Ella hizo una mueca.
– Evidentemente se trata de algo más que pagar unas cuantas cajas de champán.
– Me temo que sí. Pero tienes razón, es de mala educación traer mis problemas a una boda. A decir verdad, mis intenciones eran hacer acto de presencia y brindar con la feliz pareja. Y como eso ya está hecho, debería llamar un taxi.
Pero no se movió.
– ¿Crees que un whisky podría contribuir a aplacar tus fantasmas?
En ese momento, Sebastian concluyó qué no había nada pardusco en sus ojos. Eran de un raro color, más ámbar que marrones, bordeados de espesas pestañas, y su boca era amplia, de labios abultados.
– Podría ser, sólo si bebes tú también -dijo al tiempo que miraba hacia el sector entoldado, y de inmediato deseó haberse callado la boca. Lo último que deseaba era abrirse paso entre los alegres invitados para llegar al bar.
– No hace falta que libres una batalla entre la horda de bailarines. Cruzando ese ventanal encontrarás un frasco en la mesa junto al sofá -dijo mientras señalaba hacia la casa.
– ¿No sería abusar de la hospitalidad de nuestro anfitrión? -preguntó mirándola con más detenimiento, y se sintió vagamente sorprendido al ver que ella sonreía.
– No pondrá objeciones. En este caso, la hospitalidad corre por mi cuenta. Vivo ahí, en el apartamento del jardín -dijo al tiempo que le tendía la mano-. Soy Matty Lang, prima de la novia y su madrina de boda.
– Sebastian Wolseley -saludó al tiempo que le estrechaba la mano que, aunque pequeña, respondió con firmeza.
– ¿El pez gordo de la banca de Nueva York? Me preguntaba cómo serías cuando escribí las invitaciones.
– ¿Tú las hiciste? -preguntó en tanto recordaba la exquisita escritura en letra caligrafiada que adornaba la tarjeta de invitación a la boda de Francesca y Guy Dymoke y la recepción que celebrarían en el jardín de la casa-. ¿No es tarea de la novia escribir las invitaciones?
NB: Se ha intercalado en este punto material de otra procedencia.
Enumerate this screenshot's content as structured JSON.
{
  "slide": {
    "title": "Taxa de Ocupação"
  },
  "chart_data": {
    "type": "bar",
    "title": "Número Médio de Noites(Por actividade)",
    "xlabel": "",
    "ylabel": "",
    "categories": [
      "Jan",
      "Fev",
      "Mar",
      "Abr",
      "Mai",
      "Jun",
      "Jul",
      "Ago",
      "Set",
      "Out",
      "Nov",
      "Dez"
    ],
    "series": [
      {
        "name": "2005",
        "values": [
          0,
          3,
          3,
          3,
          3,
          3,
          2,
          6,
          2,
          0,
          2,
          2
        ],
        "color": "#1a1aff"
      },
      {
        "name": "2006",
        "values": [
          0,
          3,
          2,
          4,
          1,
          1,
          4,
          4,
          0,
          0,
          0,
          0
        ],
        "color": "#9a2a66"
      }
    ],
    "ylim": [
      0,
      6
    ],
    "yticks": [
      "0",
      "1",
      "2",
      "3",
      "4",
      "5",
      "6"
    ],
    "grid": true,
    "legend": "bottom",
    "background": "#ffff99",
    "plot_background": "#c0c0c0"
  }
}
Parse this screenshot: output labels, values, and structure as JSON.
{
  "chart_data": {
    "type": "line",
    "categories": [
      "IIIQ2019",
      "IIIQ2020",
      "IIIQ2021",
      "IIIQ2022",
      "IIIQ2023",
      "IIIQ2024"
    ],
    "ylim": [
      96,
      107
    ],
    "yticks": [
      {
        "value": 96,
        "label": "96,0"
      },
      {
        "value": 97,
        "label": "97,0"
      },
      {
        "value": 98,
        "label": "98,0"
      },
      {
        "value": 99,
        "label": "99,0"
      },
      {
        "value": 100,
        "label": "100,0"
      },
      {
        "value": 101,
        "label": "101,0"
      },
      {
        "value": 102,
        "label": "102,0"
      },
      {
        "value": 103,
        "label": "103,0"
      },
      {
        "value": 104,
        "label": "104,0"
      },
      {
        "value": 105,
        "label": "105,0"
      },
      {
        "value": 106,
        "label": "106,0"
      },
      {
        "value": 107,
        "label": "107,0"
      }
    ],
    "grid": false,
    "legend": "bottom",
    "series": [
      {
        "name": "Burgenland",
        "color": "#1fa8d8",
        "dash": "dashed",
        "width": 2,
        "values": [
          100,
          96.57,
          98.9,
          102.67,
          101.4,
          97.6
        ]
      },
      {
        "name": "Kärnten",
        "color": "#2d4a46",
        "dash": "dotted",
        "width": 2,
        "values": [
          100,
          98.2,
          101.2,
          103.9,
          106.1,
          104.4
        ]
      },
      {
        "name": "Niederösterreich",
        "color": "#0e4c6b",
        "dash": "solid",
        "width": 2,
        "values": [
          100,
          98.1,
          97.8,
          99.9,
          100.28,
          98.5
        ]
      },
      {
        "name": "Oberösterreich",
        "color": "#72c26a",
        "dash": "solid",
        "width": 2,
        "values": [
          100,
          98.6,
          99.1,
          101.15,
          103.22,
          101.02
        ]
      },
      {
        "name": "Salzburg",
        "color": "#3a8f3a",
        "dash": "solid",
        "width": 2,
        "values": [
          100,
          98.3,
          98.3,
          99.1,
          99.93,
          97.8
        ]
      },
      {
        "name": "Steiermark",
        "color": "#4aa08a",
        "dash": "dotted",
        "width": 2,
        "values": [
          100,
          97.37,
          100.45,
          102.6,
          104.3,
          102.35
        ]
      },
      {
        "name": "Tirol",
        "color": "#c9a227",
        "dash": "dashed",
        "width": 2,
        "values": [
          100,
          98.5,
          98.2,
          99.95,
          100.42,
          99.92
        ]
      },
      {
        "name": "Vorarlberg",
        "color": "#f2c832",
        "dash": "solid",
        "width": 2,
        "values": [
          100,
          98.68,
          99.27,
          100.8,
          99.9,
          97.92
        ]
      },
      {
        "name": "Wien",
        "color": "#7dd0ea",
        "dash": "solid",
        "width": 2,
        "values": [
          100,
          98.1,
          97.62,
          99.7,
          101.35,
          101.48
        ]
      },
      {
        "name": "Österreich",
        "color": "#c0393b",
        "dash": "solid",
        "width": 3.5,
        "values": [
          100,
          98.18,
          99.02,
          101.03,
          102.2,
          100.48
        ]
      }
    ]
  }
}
– No tengo ni idea, pero la novia estaba muy atareada en esos días sufriendo todas las molestias de un parto.
– Ésa sí que es una excusa legítima. Hiciste un hermoso trabajo. Espero que te lo haya agradecido debidamente.
– La gratitud no cuenta aquí. ¿Eres amigo de Guy? ¿O ésta es una visita obligada para paliar un pésimo día?
– Nunca he dicho que sea una visita obligada. Dije que no era mi intención quedarme demasiado tiempo. Y en cuanto a la primera pregunta, somos amigos desde los tiempos de la universidad en que compartimos nuestro mutuo interés por la cerveza y las mujeres -afirmó, y de inmediato decidió no seguir por ahí-. Pero no nos veíamos desde hace años. Yo vivo en Nueva York, y Guy nunca permanecía estable en un lugar el tiempo suficiente como para alcanzar a saludarlo.